Exploring unbalanced electrode configurations for electrochromic devices

Abstract

Electrochromic cells consisting of a black-to-transmissive propylenedioxythiophene/benzothiadiazole copolymer active layer and a minimally colored dioxypyrrole-based charge storage layer were constructed, and the effect of the redox capacity ratio between the two layers was evaluated. This ratio was tuned between large excesses of either the active layer or the charge storage layer (an unbalanced configuration), to cells where both films had the same redox capacity (a balanced configuration), and the effects on cell voltage, optical contrast, switching time and switching stability were assessed. The inclusion of an auxiliary reference electrode allowed us to monitor the redox behavior of both the active layer and the charge storage layer during cell operation. With this setup, we show that the redox behavior of each layer is highly dependent on the redox capacity ratio between the two films.
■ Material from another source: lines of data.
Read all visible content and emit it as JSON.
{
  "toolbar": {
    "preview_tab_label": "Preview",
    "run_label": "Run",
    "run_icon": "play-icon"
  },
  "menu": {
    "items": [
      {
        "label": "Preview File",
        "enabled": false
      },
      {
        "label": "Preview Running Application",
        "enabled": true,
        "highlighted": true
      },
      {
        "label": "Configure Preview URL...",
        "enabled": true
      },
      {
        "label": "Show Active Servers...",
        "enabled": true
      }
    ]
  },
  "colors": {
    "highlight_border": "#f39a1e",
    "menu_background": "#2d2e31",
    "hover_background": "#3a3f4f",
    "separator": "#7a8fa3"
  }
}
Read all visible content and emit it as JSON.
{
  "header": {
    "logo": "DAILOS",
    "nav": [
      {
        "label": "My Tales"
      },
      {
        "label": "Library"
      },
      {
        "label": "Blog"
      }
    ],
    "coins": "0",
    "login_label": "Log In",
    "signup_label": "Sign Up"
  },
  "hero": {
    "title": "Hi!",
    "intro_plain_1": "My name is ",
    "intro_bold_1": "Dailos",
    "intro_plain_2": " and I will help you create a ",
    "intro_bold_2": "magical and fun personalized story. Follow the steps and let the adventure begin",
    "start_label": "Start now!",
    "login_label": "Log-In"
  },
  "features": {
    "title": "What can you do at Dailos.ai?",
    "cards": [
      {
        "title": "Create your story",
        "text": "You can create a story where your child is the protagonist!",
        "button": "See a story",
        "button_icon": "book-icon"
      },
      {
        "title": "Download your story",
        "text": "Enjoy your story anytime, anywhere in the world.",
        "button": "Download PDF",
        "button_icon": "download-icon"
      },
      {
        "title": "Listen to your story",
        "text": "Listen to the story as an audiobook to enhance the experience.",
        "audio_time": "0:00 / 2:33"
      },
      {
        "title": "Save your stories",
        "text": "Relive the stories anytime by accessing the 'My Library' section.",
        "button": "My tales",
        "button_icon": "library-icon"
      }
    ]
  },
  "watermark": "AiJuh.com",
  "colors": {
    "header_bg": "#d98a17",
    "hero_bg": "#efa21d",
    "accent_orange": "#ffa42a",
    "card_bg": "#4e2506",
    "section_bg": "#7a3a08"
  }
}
We also demonstrate that, in principle, any electrochromic material that has a colorless state can serve as an optically inactive charge storage material if it is present in sufficient excess in an electrochromic cell. Additionally, by monitoring the redox behavior of each individual layer during cell operation, we show that performance loss in electrochromic cells during long-term stability testing is not necessarily due to an irreversible electrochemical or structural degradation of the active material or the charge storage layer. Rather we observe a drift in the oxidation state of both layers, suggesting that the losses are reversible, and could be mitigated through proper electrochemical control of the cells. The main benefit of an unbalanced configuration is the substantial lowering of the operating voltage without compromising switching time or the contrast as long as transparency of the charge storage material is maintained.